Optionally, the building module 503 is further configured to:

constructing a keyword strategy based on the model keywords;

Optionally, the building module 503 is further configured to:

In addition, the specific implementation of the fault locating device according to the present invention is described in detail in the fault locating method described above, and thus the description thereof will not be repeated here.

Fig. 6 illustrates an exemplary system architecture 600 in which the fault locating method or fault locating device of an embodiment of the present invention may be applied.

As shown in fig. 6, the system architecture 600 may include terminal devices 601, 602, 603, a network 604, and a server 605. The network 604 is used as a medium to provide communication links between the terminal devices 601, 602, 603 and the server 605. The network 604 may include various connection types, such as wired, wireless communication links, or fiber optic cables, among others.

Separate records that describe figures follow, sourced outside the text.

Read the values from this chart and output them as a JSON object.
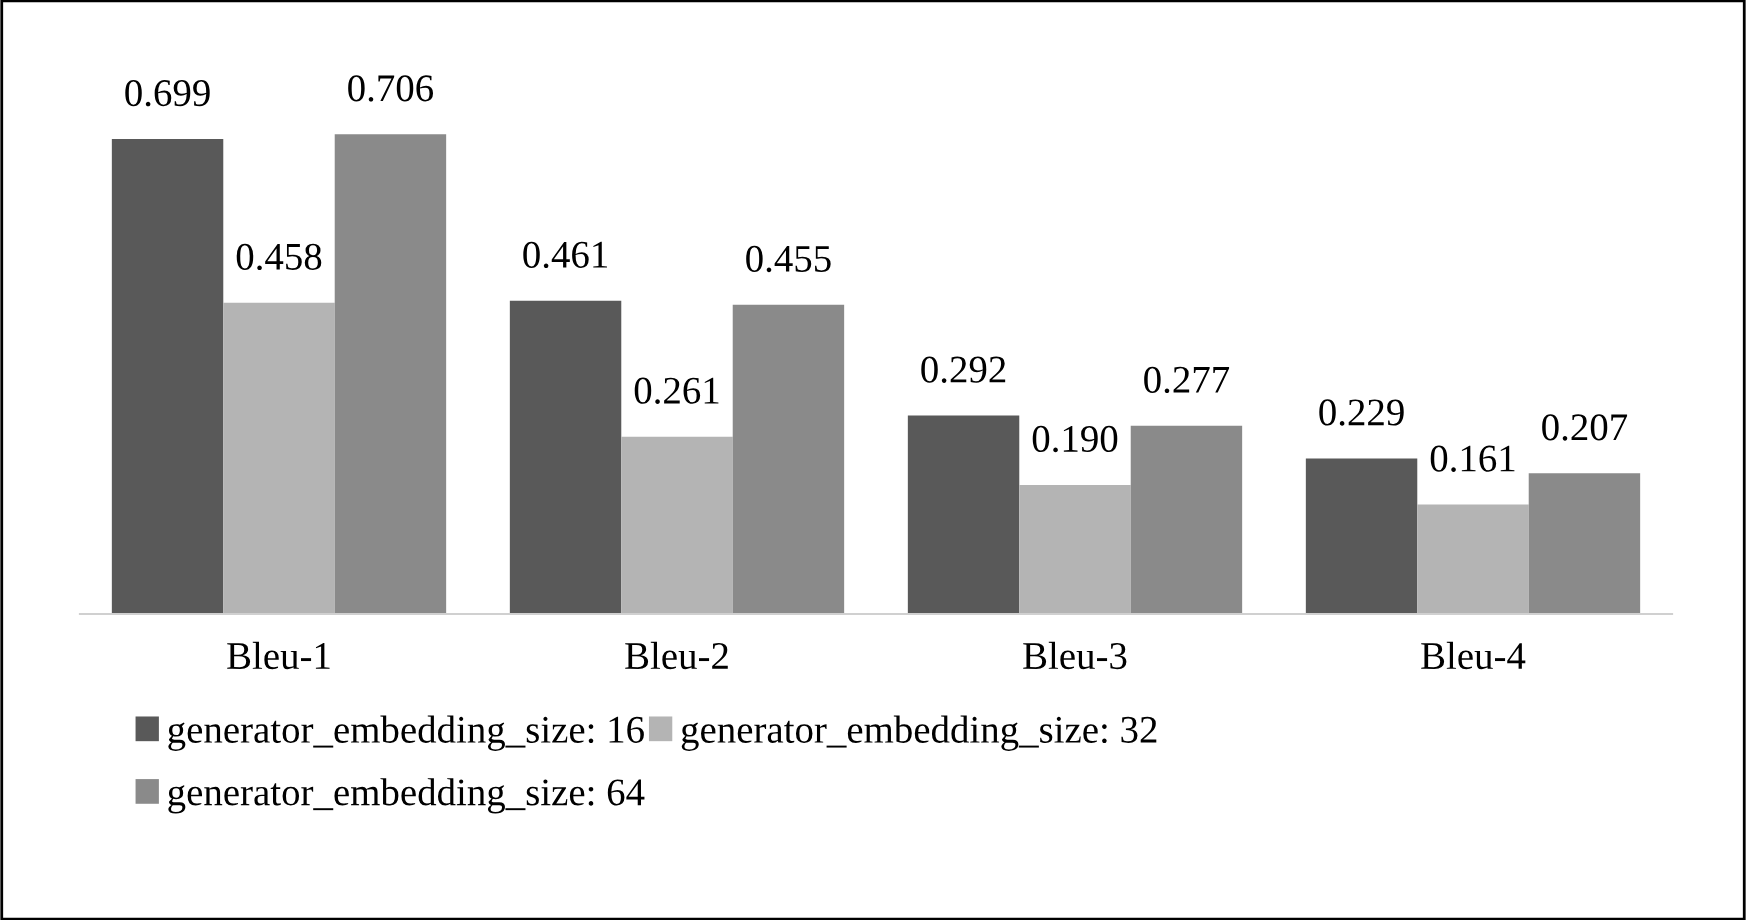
{
  "chart_data": {
    "type": "bar",
    "categories": [
      "Bleu-1",
      "Bleu-2",
      "Bleu-3",
      "Bleu-4"
    ],
    "series": [
      {
        "name": "generator_embedding_size: 16",
        "color": "#595959",
        "values": [
          0.699,
          0.461,
          0.292,
          0.229
        ],
        "value_labels": [
          "0.699",
          "0.461",
          "0.292",
          "0.229"
        ]
      },
      {
        "name": "generator_embedding_size: 32",
        "color": "#b4b4b4",
        "values": [
          0.458,
          0.261,
          0.19,
          0.161
        ],
        "value_labels": [
          "0.458",
          "0.261",
          "0.190",
          "0.161"
        ]
      },
      {
        "name": "generator_embedding_size: 64",
        "color": "#8a8a8a",
        "values": [
          0.706,
          0.455,
          0.277,
          0.207
        ],
        "value_labels": [
          "0.706",
          "0.455",
          "0.277",
          "0.207"
        ]
      }
    ],
    "legend": "bottom",
    "grid": false
  }
}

A user may interact with the server 605 via the network 604 using the terminal devices 601, 602, 603 to receive or send messages, etc. Various communication client applications such as shopping class applications, web browser applications, search class applications, instant messaging tools, mailbox clients, social platform software, etc. (by way of example only) may be installed on the terminal devices 601, 602, 603.

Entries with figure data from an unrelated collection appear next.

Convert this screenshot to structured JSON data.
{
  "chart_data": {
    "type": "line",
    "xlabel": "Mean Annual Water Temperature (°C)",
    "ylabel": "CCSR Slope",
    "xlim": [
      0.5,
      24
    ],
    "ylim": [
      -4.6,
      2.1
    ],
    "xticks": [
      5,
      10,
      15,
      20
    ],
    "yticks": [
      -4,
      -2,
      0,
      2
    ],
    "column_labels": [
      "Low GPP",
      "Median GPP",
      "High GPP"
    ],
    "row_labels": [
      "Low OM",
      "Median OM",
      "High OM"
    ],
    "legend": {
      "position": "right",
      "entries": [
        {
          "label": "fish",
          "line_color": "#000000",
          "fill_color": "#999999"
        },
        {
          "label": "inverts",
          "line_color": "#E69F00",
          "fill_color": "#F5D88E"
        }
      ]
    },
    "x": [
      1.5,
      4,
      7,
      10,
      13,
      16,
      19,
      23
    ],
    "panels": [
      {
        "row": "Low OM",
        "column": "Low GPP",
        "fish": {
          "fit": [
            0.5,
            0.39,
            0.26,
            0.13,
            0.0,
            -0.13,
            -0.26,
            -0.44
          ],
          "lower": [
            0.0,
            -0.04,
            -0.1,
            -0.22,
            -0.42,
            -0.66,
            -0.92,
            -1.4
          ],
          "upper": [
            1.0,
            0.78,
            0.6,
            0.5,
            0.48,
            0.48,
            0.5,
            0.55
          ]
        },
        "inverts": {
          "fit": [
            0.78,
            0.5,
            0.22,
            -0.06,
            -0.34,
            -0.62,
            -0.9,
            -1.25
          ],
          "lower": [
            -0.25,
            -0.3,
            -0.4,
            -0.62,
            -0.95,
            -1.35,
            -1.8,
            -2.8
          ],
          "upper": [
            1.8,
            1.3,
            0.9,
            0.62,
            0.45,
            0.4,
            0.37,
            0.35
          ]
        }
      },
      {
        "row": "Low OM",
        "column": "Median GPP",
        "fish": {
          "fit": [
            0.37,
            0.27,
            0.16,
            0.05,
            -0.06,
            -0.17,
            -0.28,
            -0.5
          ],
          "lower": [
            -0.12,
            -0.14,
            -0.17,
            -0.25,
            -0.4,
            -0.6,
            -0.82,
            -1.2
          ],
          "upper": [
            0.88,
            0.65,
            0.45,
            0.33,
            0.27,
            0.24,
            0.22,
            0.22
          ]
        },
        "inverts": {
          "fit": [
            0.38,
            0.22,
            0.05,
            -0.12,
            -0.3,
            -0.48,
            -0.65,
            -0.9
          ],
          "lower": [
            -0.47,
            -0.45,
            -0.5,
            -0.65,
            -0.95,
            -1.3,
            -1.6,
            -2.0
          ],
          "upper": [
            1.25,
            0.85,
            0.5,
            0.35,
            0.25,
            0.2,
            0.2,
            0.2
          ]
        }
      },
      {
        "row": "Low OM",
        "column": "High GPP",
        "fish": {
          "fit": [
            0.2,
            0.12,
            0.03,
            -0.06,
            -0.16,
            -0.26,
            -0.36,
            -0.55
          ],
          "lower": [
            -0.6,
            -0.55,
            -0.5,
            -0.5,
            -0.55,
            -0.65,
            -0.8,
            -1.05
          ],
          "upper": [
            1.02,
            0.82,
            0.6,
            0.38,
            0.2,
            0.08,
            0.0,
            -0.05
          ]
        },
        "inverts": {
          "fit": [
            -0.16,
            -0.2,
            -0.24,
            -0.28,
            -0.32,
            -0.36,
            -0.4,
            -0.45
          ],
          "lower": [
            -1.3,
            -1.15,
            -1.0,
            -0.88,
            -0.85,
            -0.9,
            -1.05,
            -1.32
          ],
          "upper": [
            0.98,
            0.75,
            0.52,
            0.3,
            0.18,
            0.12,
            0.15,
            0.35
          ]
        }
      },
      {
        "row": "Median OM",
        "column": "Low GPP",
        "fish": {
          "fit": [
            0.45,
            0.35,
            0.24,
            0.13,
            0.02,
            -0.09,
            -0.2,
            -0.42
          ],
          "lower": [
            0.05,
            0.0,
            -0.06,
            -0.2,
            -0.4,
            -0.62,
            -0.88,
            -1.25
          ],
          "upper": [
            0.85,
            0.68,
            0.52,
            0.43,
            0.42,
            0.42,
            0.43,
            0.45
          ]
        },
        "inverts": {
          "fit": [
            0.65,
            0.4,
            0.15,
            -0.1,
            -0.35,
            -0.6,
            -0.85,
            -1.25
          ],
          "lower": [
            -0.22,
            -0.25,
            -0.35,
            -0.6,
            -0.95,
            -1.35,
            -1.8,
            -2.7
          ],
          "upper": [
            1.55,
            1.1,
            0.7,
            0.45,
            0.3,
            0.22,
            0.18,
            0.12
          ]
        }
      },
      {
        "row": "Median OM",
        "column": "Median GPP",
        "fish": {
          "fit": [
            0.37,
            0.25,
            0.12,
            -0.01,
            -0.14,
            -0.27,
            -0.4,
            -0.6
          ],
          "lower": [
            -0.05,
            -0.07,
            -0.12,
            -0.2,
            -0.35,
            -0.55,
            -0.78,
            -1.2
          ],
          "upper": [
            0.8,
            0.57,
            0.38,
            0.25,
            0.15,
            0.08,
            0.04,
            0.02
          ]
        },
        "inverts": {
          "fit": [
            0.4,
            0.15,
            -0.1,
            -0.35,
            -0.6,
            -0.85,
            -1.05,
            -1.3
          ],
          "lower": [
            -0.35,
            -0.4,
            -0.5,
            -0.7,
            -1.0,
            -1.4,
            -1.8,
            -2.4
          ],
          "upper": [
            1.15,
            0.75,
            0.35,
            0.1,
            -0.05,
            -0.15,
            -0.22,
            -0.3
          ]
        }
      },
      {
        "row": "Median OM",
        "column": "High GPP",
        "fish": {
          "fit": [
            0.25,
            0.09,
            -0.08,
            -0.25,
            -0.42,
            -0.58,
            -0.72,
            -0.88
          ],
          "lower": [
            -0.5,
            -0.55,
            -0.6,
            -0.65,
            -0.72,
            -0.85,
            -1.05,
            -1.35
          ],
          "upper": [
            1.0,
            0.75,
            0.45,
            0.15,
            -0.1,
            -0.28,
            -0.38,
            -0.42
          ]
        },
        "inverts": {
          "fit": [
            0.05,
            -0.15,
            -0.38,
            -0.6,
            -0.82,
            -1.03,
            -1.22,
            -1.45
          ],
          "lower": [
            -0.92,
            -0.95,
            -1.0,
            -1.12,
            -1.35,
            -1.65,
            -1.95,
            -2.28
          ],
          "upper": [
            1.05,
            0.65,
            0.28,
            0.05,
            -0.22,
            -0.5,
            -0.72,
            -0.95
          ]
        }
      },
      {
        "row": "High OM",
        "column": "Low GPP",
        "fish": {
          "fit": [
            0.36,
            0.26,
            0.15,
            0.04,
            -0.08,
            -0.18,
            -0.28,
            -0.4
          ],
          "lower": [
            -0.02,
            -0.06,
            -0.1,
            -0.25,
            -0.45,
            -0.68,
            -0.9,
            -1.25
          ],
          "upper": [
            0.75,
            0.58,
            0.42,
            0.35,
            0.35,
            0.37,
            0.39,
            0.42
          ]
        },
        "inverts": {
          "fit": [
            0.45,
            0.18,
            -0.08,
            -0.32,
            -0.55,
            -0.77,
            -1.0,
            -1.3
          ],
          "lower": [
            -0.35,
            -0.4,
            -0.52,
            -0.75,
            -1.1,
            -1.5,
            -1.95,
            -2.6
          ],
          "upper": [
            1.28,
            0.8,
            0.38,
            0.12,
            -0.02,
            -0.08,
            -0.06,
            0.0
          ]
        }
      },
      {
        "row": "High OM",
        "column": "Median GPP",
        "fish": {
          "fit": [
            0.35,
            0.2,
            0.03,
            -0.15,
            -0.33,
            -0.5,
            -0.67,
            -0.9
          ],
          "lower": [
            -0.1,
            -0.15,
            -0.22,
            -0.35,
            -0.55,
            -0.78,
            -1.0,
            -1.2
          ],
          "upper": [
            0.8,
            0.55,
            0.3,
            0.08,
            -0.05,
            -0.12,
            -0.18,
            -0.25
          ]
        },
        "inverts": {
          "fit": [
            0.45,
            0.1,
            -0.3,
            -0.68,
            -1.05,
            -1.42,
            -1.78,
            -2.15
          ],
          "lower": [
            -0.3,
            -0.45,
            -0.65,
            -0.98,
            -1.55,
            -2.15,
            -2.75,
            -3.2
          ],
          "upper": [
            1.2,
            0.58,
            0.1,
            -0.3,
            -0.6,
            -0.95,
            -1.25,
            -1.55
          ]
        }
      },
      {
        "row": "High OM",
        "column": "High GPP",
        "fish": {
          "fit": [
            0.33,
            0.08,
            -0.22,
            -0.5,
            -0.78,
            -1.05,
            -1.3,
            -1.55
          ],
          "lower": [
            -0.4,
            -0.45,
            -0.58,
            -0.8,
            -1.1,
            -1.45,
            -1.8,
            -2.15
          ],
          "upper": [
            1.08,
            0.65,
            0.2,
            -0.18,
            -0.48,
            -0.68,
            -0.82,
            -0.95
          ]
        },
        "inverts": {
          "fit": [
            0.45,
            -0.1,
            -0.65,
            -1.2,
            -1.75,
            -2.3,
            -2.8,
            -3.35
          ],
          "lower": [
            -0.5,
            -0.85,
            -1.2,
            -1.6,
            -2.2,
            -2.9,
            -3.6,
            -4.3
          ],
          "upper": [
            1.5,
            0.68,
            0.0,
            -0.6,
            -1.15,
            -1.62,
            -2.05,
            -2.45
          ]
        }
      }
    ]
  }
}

The terminal devices 601, 602, 603 may be various electronic devices having a display screen and supporting web browsing, including but not limited to smartphones, tablets, laptop and desktop computers, and the like.

The server 605 may be a server providing various services, such as a background management server (by way of example only) providing support for shopping-type websites browsed by users using terminal devices 601, 602, 603. The background management server can analyze and other data such as the received article information inquiry request and feed back the processing result to the terminal equipment.

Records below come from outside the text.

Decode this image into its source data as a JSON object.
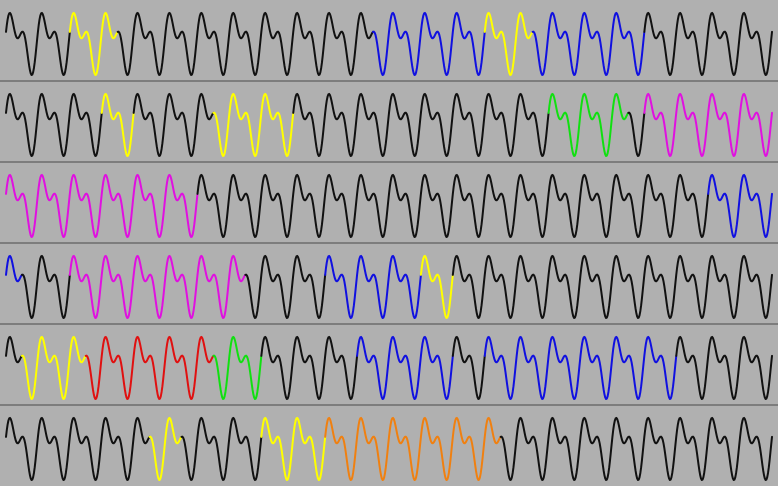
{
  "diagram": {
    "background_color": "#b0b0b0",
    "divider_color": "#4a4a4a",
    "default_stroke": "#111111",
    "waves_per_row": 24,
    "colors": {
      "K": "#111111",
      "Y": "#ffff00",
      "B": "#1010e0",
      "G": "#10e010",
      "M": "#e010e0",
      "R": "#e01010",
      "O": "#f08010"
    },
    "rows": [
      {
        "name": "row-1",
        "segments": [
          {
            "color": "K",
            "waves": 2
          },
          {
            "color": "Y",
            "waves": 1.5
          },
          {
            "color": "K",
            "waves": 8
          },
          {
            "color": "B",
            "waves": 3.5
          },
          {
            "color": "Y",
            "waves": 1.5
          },
          {
            "color": "B",
            "waves": 3.5
          },
          {
            "color": "K",
            "waves": 4
          }
        ]
      },
      {
        "name": "row-2",
        "segments": [
          {
            "color": "K",
            "waves": 3
          },
          {
            "color": "Y",
            "waves": 1
          },
          {
            "color": "K",
            "waves": 2.5
          },
          {
            "color": "Y",
            "waves": 2.5
          },
          {
            "color": "K",
            "waves": 8
          },
          {
            "color": "G",
            "waves": 2.5
          },
          {
            "color": "K",
            "waves": 0.5
          },
          {
            "color": "M",
            "waves": 4
          }
        ]
      },
      {
        "name": "row-3",
        "segments": [
          {
            "color": "M",
            "waves": 6
          },
          {
            "color": "K",
            "waves": 16
          },
          {
            "color": "B",
            "waves": 2
          }
        ]
      },
      {
        "name": "row-4",
        "segments": [
          {
            "color": "B",
            "waves": 0.5
          },
          {
            "color": "K",
            "waves": 1.5
          },
          {
            "color": "M",
            "waves": 5.5
          },
          {
            "color": "K",
            "waves": 2.5
          },
          {
            "color": "B",
            "waves": 3
          },
          {
            "color": "Y",
            "waves": 1
          },
          {
            "color": "K",
            "waves": 10
          }
        ]
      },
      {
        "name": "row-5",
        "segments": [
          {
            "color": "K",
            "waves": 0.5
          },
          {
            "color": "Y",
            "waves": 2
          },
          {
            "color": "R",
            "waves": 4
          },
          {
            "color": "G",
            "waves": 1.5
          },
          {
            "color": "K",
            "waves": 3
          },
          {
            "color": "B",
            "waves": 3
          },
          {
            "color": "K",
            "waves": 1
          },
          {
            "color": "B",
            "waves": 6
          },
          {
            "color": "K",
            "waves": 3
          }
        ]
      },
      {
        "name": "row-6",
        "segments": [
          {
            "color": "K",
            "waves": 4.5
          },
          {
            "color": "Y",
            "waves": 1
          },
          {
            "color": "K",
            "waves": 2.5
          },
          {
            "color": "Y",
            "waves": 2
          },
          {
            "color": "O",
            "waves": 5.5
          },
          {
            "color": "K",
            "waves": 8.5
          }
        ]
      }
    ]
  }
}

It should be noted that, the fault locating method provided by the embodiment of the present invention is generally executed by the server 605, and accordingly, the fault locating device is generally disposed in the server 605.

It should be understood that the number of terminal devices, networks and servers in fig. 6 is merely illustrative. There may be any number of terminal devices, networks, and servers, as desired for implementation.

Referring now to FIG. 7, there is illustrated a schematic diagram of a computer system 700 suitable for use in implementing an embodiment of the present invention. The terminal device shown in fig. 7 is only an example, and should not impose any limitation on the functions and the scope of use of the embodiment of the present invention.

As shown in fig. 7, the computer system 700 includes a Central Processing Unit (CPU) 701, which can perform various appropriate actions and processes according to a program stored in a Read Only Memory (ROM) 702 or a program loaded from a storage section 708 into a Random Access Memory (RAM) 703. In the RAM703, various programs and data required for the operation of the system 700 are also stored. The CPU 701, ROM 702, and RAM703 are connected to each other through a bus 704. An input/output (I/O) interface 705 is also connected to bus 704.

The following components are connected to the I/O interface 705: an input section 706 including a keyboard, a mouse, and the like; an output portion 707 including a Cathode Ray Tube (CRT), a Liquid Crystal Display (LCD), and the like, a speaker, and the like; a storage section 708 including a hard disk or the like; and a communication section 709 including a network interface card such as a LAN card, a modem, or the like. The communication section 709 performs communication processing via a network such as the internet. The drive 710 is also connected to the I/O interface 705 as needed. A removable medium 711 such as a magnetic disk, an optical disk, a magneto-optical disk, a semiconductor memory, or the like is mounted on the drive 710 as necessary, so that a computer program read therefrom is mounted into the storage section 708 as necessary.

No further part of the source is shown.